With the right to demonstrate restricted during the coronavirus pandemic, Zalait had the idea of memorializing the "brave people" who continued to demonstrate on the streets, standing in small groups at street crossings, waving their Israeli flags on highway bridges and continuing to march in front of the prime minister's residence in Jerusalem. They believed Netanyahu was using the pandemic to suppress criticism of him. Some parts of the government, on the other hand, said the demonstrations were causing the coronavirus to spread. Violence broke out repeatedly: water cannons were used, the police beat demonstrators —some people were even arrested.
Will the statue stay?
Zalait's work is not the only bronze sculpture to have been erected illegally. New York City's bronze sculpture, Charging Bull, created by artist Arturo di Modica after the 1987 stock market crash, is another such example. Di Modica illegally installed the statue outside of the New York Stock Exchange, transporting it in a large truck. Police removed it the same day. Eventually, it received permission to be located temporarily at nearby Bowling Green, yet it became such a popular tourist attraction, that it was eventually allowed to stay for good.
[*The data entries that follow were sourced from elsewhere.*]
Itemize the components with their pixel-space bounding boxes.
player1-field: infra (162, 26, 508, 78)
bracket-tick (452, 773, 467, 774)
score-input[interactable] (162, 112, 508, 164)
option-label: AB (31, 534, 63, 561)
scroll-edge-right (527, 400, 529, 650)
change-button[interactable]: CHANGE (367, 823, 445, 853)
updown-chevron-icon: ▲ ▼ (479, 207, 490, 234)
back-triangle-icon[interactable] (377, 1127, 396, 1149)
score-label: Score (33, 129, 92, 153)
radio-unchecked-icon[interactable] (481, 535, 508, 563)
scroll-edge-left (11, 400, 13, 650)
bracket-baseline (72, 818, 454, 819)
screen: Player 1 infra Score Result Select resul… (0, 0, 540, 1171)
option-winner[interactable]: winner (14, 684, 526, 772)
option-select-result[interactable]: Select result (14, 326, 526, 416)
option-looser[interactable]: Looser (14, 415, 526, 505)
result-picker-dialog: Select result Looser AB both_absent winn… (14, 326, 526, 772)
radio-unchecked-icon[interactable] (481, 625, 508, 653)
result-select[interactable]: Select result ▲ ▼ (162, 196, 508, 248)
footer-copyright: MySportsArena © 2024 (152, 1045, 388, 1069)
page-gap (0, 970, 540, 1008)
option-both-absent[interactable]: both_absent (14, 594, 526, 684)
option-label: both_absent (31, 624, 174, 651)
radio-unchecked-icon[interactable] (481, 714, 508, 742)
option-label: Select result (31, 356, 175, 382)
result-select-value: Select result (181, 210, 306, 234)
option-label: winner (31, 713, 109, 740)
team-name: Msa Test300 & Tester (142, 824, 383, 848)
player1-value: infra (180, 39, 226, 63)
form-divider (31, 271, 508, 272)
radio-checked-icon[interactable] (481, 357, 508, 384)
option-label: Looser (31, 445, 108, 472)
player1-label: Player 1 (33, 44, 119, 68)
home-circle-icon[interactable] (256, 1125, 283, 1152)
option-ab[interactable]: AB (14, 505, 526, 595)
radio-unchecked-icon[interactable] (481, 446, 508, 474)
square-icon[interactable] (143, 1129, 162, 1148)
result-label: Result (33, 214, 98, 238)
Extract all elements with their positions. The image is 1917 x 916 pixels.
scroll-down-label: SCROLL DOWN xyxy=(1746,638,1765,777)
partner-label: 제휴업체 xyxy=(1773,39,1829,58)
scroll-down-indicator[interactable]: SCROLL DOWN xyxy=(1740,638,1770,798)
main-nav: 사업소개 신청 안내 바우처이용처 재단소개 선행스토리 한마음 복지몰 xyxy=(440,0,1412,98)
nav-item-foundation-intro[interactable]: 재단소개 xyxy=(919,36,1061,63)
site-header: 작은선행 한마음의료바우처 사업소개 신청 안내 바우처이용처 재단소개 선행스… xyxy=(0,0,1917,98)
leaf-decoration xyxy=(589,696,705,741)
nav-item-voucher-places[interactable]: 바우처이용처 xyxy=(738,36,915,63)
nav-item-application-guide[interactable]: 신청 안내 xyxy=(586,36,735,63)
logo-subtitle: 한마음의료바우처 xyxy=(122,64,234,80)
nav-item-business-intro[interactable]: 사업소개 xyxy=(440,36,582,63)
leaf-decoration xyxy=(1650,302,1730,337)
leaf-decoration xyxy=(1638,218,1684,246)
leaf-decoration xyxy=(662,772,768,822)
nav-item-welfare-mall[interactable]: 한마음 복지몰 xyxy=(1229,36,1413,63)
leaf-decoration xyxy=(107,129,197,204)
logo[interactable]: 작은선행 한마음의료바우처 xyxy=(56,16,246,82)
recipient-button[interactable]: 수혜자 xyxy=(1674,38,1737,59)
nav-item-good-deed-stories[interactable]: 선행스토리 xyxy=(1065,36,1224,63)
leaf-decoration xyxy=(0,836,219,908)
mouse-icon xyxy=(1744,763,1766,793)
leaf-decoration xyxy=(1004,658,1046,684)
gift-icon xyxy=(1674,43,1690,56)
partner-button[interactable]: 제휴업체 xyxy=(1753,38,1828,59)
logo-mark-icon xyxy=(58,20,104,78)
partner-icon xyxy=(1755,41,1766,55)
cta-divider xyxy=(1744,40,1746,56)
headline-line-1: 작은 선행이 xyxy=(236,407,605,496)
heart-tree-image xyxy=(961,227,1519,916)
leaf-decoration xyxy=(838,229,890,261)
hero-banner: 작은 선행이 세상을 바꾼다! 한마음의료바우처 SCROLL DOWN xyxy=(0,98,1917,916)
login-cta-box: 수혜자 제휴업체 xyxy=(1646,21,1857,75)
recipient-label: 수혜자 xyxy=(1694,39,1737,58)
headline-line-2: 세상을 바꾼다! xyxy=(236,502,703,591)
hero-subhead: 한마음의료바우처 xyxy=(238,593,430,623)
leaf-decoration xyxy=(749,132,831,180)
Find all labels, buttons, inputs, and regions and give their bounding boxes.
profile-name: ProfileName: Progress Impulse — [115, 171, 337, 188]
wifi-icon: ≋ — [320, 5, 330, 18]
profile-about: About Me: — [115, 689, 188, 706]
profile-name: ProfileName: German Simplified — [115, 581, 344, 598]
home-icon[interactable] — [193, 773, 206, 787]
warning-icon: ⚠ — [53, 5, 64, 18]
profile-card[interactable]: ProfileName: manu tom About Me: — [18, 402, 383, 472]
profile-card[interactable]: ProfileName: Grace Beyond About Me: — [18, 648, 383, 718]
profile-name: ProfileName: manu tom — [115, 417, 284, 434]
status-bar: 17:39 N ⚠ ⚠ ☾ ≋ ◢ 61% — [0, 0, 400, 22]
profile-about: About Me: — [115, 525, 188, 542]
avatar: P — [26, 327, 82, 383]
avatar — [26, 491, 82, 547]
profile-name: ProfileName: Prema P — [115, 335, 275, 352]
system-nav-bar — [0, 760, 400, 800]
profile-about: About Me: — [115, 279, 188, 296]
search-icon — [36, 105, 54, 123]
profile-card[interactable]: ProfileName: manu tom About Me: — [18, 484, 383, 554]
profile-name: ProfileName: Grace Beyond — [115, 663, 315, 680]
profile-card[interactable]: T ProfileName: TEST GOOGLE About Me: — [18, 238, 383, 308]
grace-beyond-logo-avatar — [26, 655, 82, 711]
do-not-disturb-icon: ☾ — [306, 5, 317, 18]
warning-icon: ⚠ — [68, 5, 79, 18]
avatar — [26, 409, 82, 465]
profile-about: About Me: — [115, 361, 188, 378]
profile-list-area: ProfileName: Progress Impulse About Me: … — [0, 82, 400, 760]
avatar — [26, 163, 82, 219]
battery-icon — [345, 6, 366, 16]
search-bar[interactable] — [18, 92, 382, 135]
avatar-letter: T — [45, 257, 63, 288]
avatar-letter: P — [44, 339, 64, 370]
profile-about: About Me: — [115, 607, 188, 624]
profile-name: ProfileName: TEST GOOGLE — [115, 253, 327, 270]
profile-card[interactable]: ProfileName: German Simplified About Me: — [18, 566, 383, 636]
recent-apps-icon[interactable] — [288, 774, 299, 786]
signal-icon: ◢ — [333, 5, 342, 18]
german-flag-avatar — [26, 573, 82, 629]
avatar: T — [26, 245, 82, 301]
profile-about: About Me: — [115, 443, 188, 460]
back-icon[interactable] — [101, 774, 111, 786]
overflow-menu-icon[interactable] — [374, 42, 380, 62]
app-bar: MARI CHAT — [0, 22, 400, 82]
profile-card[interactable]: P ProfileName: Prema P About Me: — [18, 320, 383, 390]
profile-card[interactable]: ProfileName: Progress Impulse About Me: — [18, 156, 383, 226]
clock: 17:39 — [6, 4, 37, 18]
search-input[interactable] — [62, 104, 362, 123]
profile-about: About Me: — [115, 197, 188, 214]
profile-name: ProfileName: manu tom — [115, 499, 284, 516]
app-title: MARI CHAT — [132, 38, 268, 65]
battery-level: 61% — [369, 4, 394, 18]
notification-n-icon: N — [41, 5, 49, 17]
Zalait also hopes his statue will remain for the time being. He received permission from Tel Aviv Mayor Ron Huldai to install it in Rabin Square. Huldai is considered a prominent supporter of the protest movement and had himself suffered a head injury at the hands of police during a protest.
Israel is more divided than it has been in years, so naturally, Zalait's new artwork is again the subject of dispute. On a Friday morning — the beginning of the weekend in Israel, a group of young men stood in front of the hero statue, saying it had no place there. Although it might represent those on the political left who are against Bibi, they said they did not feel represented by it. Demonstrators are in no way heroes; in these times there are more important things to lament than the prime minister, they said, pointing to rising coronavirus infections.
Rabin Square hosts a coronavirus testing center, and in front of it, a long line has formed. Zalait supporters jump into the discussion, saying the demonstrators have not been the ones to spread the virus. Within minutes, people are shouting at each other in front of the statue.
Forty days on the move
"If people are discussing things, that's good," Zalait says. "The worst thing that can happen to my art is if it leaves you cold." But it's not enough for Zalait that the statue now stands in Tel Aviv. He wants to take the six-ton monument on a forty-day tour, installing it in different cities. Forty days would commemorate the forty years that the people of Israel had to spend in the desert before Moses led them back to Israel. "My statue is meant to encourage people. An old lady who goes to demonstrations despite the coronavirus is a heroine to me. I created the statue for people like her. These people give me hope."
"We are at a crossroads," the artist says. "I hope it's not too late." The permanent site for his statue will be Paris Square in Jerusalem, not far from Prime Minister Netanyahu's residence.
This article was translated from German by Sarah Hucal.